A man in the front, one that Jane recognized as Mr. Eves, owner of the inn in town, stepped forward.

“Miss Austen, we are only here for that wretch of a man who is hiding in your house. We know he’s here.

He made a great deal of racket about how he’d come here and you would tell us that he couldn’t have hurt Anne.

We, however, are quite certain that he did, and we are going to do what needs to be done to that man. ”

Jane licked her lips, her mind spinning. “And what needs to be done, Mr. Eves, for he is rather convinced you mean to hang him?”

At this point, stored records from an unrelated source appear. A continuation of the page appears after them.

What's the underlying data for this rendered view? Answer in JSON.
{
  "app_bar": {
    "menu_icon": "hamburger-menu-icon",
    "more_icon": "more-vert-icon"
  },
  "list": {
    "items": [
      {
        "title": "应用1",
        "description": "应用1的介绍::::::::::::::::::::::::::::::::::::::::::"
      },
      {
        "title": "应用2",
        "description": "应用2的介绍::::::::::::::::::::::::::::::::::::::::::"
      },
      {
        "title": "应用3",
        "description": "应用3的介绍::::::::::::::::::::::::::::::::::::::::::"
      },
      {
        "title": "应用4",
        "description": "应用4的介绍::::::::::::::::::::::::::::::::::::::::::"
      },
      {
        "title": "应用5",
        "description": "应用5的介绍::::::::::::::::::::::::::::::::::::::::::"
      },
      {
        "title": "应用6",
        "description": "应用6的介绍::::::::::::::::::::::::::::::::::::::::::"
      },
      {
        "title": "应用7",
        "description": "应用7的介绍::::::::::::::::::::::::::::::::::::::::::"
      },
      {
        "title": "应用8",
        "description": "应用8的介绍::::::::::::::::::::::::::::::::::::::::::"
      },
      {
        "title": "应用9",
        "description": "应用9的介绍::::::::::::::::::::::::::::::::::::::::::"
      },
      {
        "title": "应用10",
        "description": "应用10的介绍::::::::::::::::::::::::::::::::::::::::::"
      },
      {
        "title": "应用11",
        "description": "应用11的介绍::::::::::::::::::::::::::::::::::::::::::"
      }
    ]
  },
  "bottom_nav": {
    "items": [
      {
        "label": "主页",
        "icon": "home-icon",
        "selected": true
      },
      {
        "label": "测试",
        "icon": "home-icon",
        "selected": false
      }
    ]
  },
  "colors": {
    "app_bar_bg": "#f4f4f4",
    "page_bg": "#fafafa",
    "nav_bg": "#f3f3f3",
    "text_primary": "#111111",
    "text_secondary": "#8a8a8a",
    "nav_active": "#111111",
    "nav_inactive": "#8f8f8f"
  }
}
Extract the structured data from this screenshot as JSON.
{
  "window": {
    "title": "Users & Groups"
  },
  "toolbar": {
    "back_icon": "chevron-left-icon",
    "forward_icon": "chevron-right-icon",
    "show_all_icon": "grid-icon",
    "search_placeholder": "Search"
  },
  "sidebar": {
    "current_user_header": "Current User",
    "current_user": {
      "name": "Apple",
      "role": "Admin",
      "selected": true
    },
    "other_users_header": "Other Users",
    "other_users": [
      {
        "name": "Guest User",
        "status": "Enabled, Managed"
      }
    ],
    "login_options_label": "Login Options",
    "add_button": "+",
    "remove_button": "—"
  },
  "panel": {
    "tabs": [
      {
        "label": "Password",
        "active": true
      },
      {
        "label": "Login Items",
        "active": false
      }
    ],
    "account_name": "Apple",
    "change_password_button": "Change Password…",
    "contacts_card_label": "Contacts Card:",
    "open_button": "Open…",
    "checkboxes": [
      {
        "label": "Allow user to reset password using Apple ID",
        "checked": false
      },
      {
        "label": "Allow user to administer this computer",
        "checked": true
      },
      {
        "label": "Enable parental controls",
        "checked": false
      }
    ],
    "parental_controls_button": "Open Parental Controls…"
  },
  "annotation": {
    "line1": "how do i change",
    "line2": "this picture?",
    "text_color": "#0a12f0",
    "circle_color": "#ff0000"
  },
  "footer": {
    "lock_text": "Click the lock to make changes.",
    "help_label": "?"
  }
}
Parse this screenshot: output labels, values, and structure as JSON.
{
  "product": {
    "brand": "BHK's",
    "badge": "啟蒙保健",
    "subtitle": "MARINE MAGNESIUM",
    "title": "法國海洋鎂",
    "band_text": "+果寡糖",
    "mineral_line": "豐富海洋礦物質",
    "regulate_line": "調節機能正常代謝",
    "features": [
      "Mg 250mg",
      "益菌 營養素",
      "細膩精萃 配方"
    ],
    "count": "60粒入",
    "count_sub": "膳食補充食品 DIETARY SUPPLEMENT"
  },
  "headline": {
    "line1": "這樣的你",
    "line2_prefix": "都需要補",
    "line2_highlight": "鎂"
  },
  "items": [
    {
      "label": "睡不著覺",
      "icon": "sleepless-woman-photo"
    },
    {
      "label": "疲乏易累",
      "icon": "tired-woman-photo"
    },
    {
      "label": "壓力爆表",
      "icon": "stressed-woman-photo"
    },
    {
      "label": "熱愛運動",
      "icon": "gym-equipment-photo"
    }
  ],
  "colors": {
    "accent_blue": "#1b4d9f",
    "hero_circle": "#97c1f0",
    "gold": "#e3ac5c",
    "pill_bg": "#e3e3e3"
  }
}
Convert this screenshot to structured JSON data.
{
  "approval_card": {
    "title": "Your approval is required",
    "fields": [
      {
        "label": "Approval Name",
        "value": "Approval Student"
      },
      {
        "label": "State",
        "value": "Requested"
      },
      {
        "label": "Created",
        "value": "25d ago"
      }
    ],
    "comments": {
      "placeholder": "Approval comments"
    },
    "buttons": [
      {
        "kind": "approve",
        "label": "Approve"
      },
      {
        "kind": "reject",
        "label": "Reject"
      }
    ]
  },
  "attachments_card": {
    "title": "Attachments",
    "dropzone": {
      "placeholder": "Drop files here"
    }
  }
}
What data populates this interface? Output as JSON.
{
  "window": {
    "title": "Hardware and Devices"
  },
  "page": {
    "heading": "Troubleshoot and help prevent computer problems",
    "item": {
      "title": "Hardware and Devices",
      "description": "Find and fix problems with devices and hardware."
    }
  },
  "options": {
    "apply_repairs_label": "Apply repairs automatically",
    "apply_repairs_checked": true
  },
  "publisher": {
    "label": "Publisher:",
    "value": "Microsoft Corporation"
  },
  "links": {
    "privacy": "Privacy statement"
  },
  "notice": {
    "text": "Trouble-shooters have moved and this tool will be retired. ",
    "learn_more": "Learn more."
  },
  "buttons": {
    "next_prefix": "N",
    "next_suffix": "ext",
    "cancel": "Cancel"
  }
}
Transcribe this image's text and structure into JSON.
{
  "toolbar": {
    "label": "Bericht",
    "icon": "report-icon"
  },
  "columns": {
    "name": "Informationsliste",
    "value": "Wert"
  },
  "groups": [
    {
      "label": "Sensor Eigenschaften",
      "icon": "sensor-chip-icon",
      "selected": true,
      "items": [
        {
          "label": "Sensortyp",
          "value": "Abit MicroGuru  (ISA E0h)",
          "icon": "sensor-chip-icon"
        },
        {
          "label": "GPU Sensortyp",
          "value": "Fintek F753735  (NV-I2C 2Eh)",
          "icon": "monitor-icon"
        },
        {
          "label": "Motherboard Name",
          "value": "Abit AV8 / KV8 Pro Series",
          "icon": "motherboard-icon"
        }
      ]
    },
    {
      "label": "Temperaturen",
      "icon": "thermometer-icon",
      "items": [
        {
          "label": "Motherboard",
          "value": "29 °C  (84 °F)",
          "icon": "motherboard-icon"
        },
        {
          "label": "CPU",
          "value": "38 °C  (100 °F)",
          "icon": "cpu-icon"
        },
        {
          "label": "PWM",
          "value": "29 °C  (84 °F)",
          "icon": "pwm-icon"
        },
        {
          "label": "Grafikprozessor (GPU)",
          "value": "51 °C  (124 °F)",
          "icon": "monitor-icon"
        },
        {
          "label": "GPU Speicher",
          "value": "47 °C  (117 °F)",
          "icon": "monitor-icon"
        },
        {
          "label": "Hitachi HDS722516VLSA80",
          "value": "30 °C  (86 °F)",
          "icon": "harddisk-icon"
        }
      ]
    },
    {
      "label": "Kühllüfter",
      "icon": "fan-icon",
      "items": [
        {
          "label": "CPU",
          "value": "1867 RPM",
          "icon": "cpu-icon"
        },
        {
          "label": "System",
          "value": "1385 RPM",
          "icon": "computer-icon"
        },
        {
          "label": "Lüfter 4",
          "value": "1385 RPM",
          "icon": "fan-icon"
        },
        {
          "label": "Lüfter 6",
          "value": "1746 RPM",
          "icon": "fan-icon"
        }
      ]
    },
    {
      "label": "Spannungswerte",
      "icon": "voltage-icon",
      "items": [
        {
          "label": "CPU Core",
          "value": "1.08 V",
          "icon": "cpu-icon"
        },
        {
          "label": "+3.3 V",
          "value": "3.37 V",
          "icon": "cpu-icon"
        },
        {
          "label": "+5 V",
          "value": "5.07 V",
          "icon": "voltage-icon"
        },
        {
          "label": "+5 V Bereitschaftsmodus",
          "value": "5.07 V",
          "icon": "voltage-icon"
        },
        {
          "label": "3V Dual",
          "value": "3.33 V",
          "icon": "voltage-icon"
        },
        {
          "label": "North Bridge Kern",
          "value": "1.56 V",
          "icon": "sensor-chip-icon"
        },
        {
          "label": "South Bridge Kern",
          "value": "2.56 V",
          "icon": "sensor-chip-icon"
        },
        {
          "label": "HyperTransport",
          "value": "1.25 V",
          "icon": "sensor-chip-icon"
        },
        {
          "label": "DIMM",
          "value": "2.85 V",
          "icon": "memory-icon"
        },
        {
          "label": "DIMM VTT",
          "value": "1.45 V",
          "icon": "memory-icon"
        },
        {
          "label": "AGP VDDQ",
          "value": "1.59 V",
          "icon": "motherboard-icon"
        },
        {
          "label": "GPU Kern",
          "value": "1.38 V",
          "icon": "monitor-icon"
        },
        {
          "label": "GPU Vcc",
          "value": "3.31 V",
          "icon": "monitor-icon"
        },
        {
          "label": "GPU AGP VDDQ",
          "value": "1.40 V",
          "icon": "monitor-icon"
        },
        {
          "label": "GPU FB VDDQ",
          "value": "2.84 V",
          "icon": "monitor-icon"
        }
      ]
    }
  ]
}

“Well, that’s what should be done with a man who does what he did,” said Mr. Eves. “But I don’t want to trouble your delicate sensibilities, ma’am.”

Jane pressed her lips together. “Do you have any idea who that man is?”

“Don’t do that,” called Byron from inside the house. “I beg you, Miss Austen, really, you have no idea what it’s like to be instantaneously famous. If everyone knows I’m here, then it will be a disaster.”

“I see, well, I suppose you’d like to be killed, then,” said Jane to Byron. To Mr. Eves, “That man is Lord Byron, the author of Childe Harold’s Pilgrimage.”

“What?” said Mr. Eves, eyes wide.

“At the very least,” said Jane, “you can’t go about stringing up members of the peerage, can you, Mr. Eves?”

Mr. Eves bowed his head. “I suppose not.” He turned around to the gathered men and raised his voice. “Back to town, boys!”

The men protested.

“Who’s to answer for what happened to poor Anne, then?” yelled one.

“What did happen to Anne?” said Jane. “Are we talking about Anne Seward?”

“Aye,” said Mr. Eves.

Anne Seward’s father had owned a tavern and—upon his death—Anne herself had taken over the overseeing of it.

She had done this with the assistance of a male servant the family had employed, a man named Mr. Hardy, a man who was quite broad and quite strong.

Mr. Hardy was silent and stern and a bit formidable.

He and Miss Seward ran the tavern, which gave way to various whispers about the proprieties of such an arrangement.

But together, Miss Seward and Mr. Hardy kept the place going.

“What’s happened to her?” said Jane, again.

“She’s been strangled, that’s what,” said Mr. Eves. “And that man in there, lord or no, did it.”

“I did not!” cried Byron stoutly. “Couldn’t have. I was here with the Misses Austens, after all.”

“All night?” called a man from outside.

“Tell them, Miss Austen,” said Byron.

She turned on him, shaking her head. How dare he demand she say he was here all night?

“Please,” said Byron. “They’re going to string me up else.”

“They most certainly are not,” said Jane. “Off with you,” she said to Mr. Eves and the others. “You cannot string up a baron.”

And then she shut the door in their faces.